Vancouver International Centre for Contemporary Asian Art

Migration, Memory, Land: A Panel Discussion

Join us on Saturday, February 6, 2021, at 2:00 PM PST, online, for “Migration, Memory, Land: A Panel Discussion.”

Register HERE.

This panel discussion brings together presentations by Dr. Chris Lee (Associate Professor of English and Director of the Asian Canadian and Asian Migration Studies Program, University of British Columbia), Dr. Xiaoping Li (author of “Voices Rising: Asian Canadian Cultural Activism”), and artist Mr. Gu Xiong, in the context of Mr. Gu’s exhibition, The Remains of a Journey, which is currently on view at Centre A and Canton-sardine until February 13, 2021.

Dr. Lee’s presentation thinks through how the exhibition presents a relationship to land and place that challenges the dictates of settler colonialism. He will discuss Mr. Gu’s depiction of D’Arcy Island in terms of an aesthetics of exposure and orientation that recurs throughout the show. In his talk, he will also consider the relevance of Gu’s work in light of the resurgence of anti-Asian racism over the past year. Dr. Li’s presentation will focus on Chinese Canadian history as a resource that can be and has been used by different parties within and beyond the Chinese diaspora. Mr. Gu will speak further about his exhibition, which focuses on six sites in B.C. significant to the history of Chinese immigration to Canada.

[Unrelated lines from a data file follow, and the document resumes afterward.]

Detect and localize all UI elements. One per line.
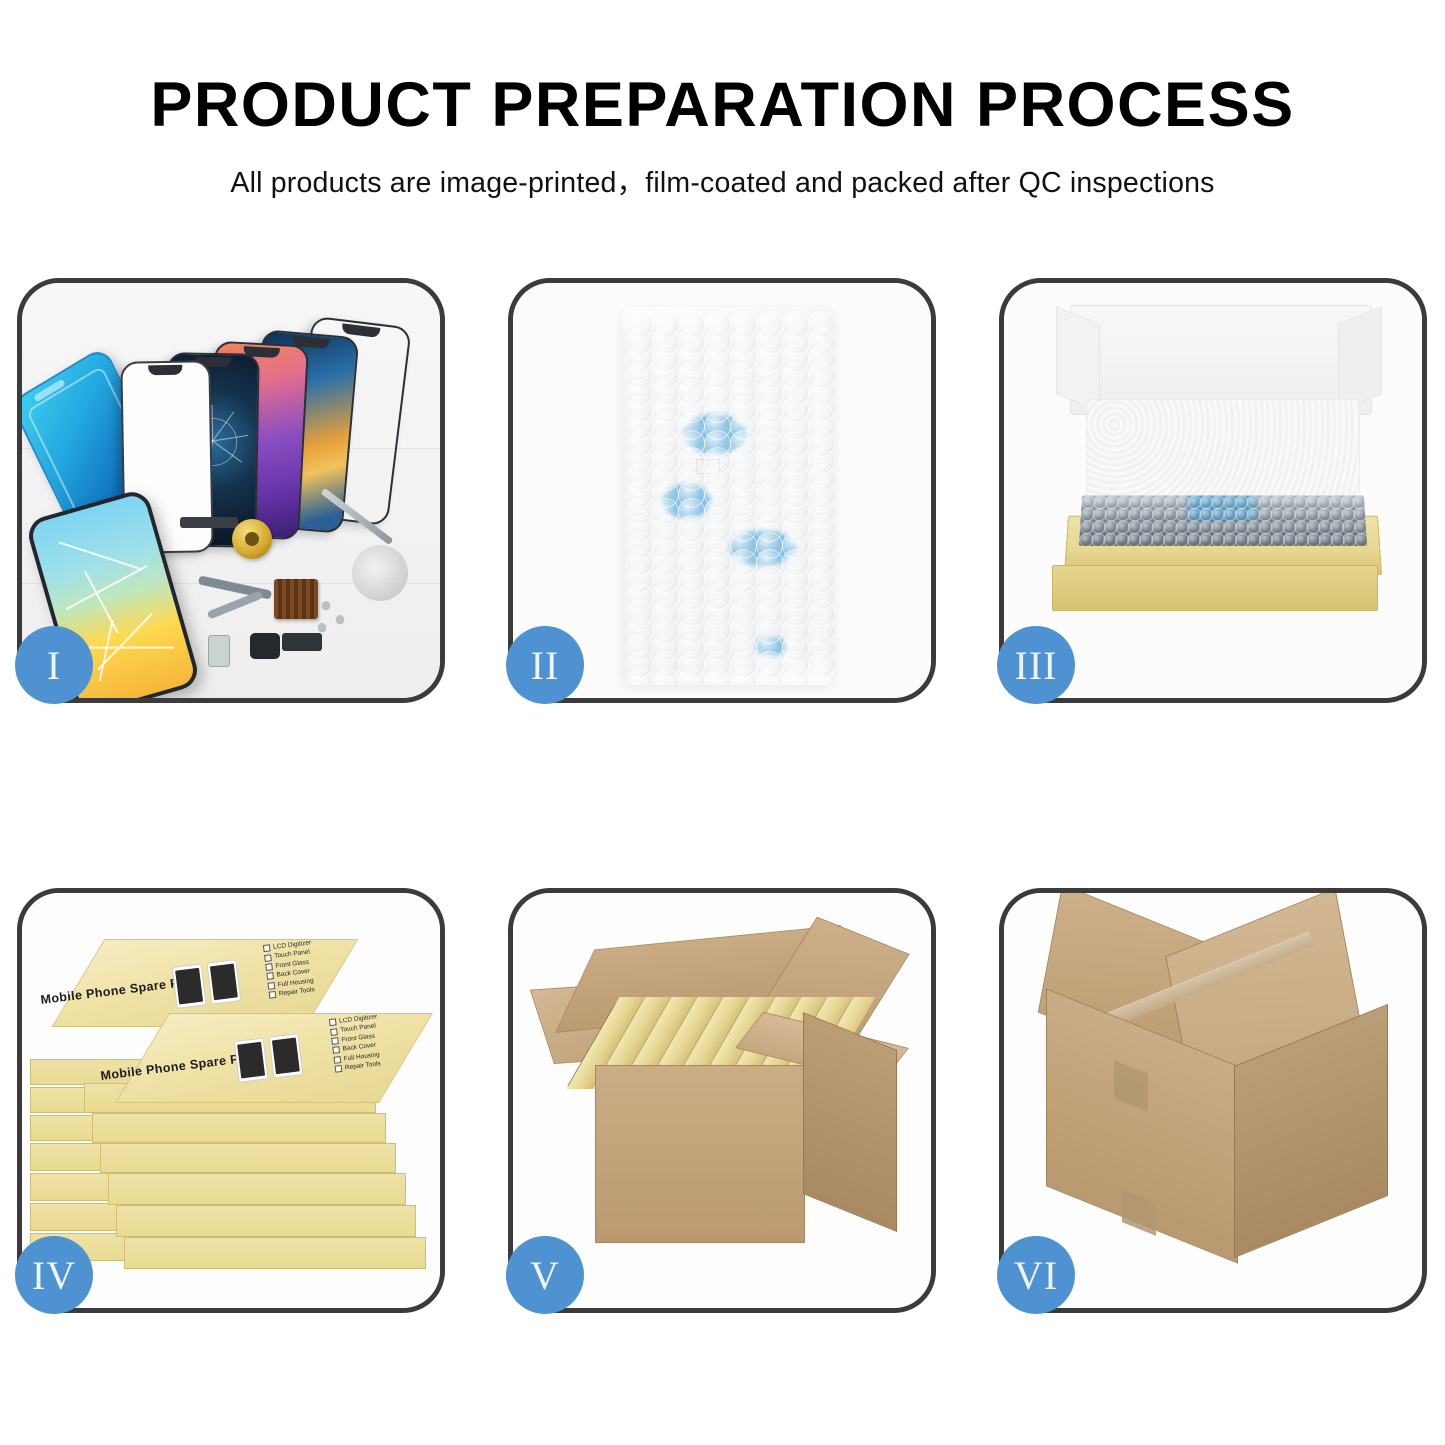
checkbox-icon: [267, 982, 275, 990]
bubble: [1354, 533, 1367, 546]
process-step-card-5: V: [508, 888, 936, 1313]
checkbox-icon: [266, 973, 274, 981]
step-badge-3: III: [997, 626, 1075, 704]
checkbox-icon: [264, 954, 272, 962]
step-1-image: [22, 283, 440, 698]
retail-box-checklist-1: LCD DigitizerTouch PanelFront GlassBack …: [263, 938, 318, 1000]
phone-fan-group: [114, 321, 440, 536]
step-badge-6: VI: [997, 1236, 1075, 1314]
screw-icon-2: [336, 615, 344, 623]
box-lid-left-flap: [1056, 306, 1100, 412]
checkbox-icon: [263, 944, 271, 952]
bubble-wrap-package: [622, 307, 834, 685]
infographic-page: PRODUCT PREPARATION PROCESS All products…: [0, 0, 1445, 1445]
checkbox-icon: [329, 1018, 337, 1026]
carton-side-face: [803, 1012, 897, 1232]
bubble: [1354, 521, 1367, 535]
gold-coil-icon: [232, 519, 272, 559]
kraft-tray-front: [1052, 565, 1378, 611]
header: PRODUCT PREPARATION PROCESS All products…: [0, 0, 1445, 201]
page-title: PRODUCT PREPARATION PROCESS: [0, 0, 1445, 138]
page-subtitle: All products are image-printed，film-coat…: [0, 138, 1445, 201]
process-step-card-3: III: [999, 278, 1427, 703]
checkbox-icon: [265, 963, 273, 971]
process-step-card-6: VI: [999, 888, 1427, 1313]
screw-icon-3: [318, 623, 326, 631]
process-step-card-1: I: [17, 278, 445, 703]
flex-cable-icon-2: [207, 590, 264, 619]
ic-chip-icon: [274, 579, 318, 619]
step-3-image: [1004, 283, 1422, 698]
process-step-card-2: II: [508, 278, 936, 703]
step-4-image: Mobile Phone Spare Parts LCD DigitizerTo…: [22, 893, 440, 1308]
step-5-image: [513, 893, 931, 1308]
step-6-image: [1004, 893, 1422, 1308]
bubble-texture: [622, 307, 834, 685]
bubble: [808, 668, 834, 685]
vibrator-module-icon: [282, 633, 322, 651]
step-badge-5: V: [506, 1236, 584, 1314]
bubble: [1353, 508, 1367, 521]
retail-box-checklist-2: LCD DigitizerTouch PanelFront GlassBack …: [329, 1012, 384, 1074]
process-step-grid: I II: [17, 278, 1428, 1320]
checkbox-icon: [332, 1047, 340, 1055]
carton-front-face: [595, 1065, 805, 1243]
step-badge-1: I: [15, 626, 93, 704]
checkbox-icon: [269, 991, 277, 999]
checkbox-icon: [335, 1065, 343, 1073]
step-badge-4: IV: [15, 1236, 93, 1314]
sim-tray-icon: [208, 635, 230, 667]
box-lid-right-flap: [1338, 306, 1382, 412]
sealed-shipping-carton: [1026, 911, 1402, 1277]
bubble: [1352, 496, 1367, 509]
brush-icon: [352, 545, 408, 601]
step-badge-2: II: [506, 626, 584, 704]
wrapped-screens-row: [1079, 496, 1367, 546]
white-inner-box: [1034, 303, 1404, 603]
retail-box-stack: Mobile Phone Spare Parts LCD DigitizerTo…: [22, 901, 440, 1301]
camera-module-icon: [250, 633, 280, 659]
checkbox-icon: [333, 1056, 341, 1064]
step-2-image: [513, 283, 931, 698]
process-step-card-4: Mobile Phone Spare Parts LCD DigitizerTo…: [17, 888, 445, 1313]
speaker-module-icon: [180, 517, 238, 528]
retail-box-screens-2: [234, 1033, 304, 1083]
screw-icon-1: [322, 601, 330, 609]
checkbox-icon: [330, 1028, 338, 1036]
checkbox-icon: [331, 1037, 339, 1045]
open-shipping-carton: [549, 919, 897, 1265]
retail-box-screens-1: [172, 959, 242, 1009]
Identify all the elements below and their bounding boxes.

The panel discussion is followed by a Q & A, and moderated by the exhibition’s curators Henry Heng Lu (Centre A) and Steven Dragonn (Canton-sardine).

Learn more about the exhibition HERE.

ABOUT THE SPEAKERS

Dr. Chris Lee is Associate Professor of English and Director of the Asian Canadian and Asian Migration Studies Program (ACAM) at the University of British Columbia, Vancouver. He is the author of The Semblance of Identity: Aesthetic Mediation in Asian American Literature (2012) and currently serves as Associate Editor of American Quarterly. His current research focuses on diaspora Chinese writing during the Cold War and the cultural politics of Chinese Canadian fiction; he received a Killam Research Prize in 2015.

Dr. Xiaoping Li is a first-generation immigrant trained as a social scientist. Her book, Voices Rising: Asian Canadian Cultural Activism, documents the efforts made by several generations of Asian Canadian artists to construct an Asian Canadian culture. She is currently working on a book project that analyzes the media that serve first-generation Chinese immigrants in the Canada-China nexus.

Gu Xiong, a multimedia artist originally from China, has exhibited nationally and internationally, including more than 70 solo exhibitions and three public art commissions. He has participated in over 100 prominent national and international group exhibitions. His work is represented in the collections of the National Gallery of Canada, the China National Museum of Fine Arts, and the Vancouver Art Gallery, among many other museums and private collections. He has published two books, seventeen solo exhibition catalogues. His work has received significant critical recognition.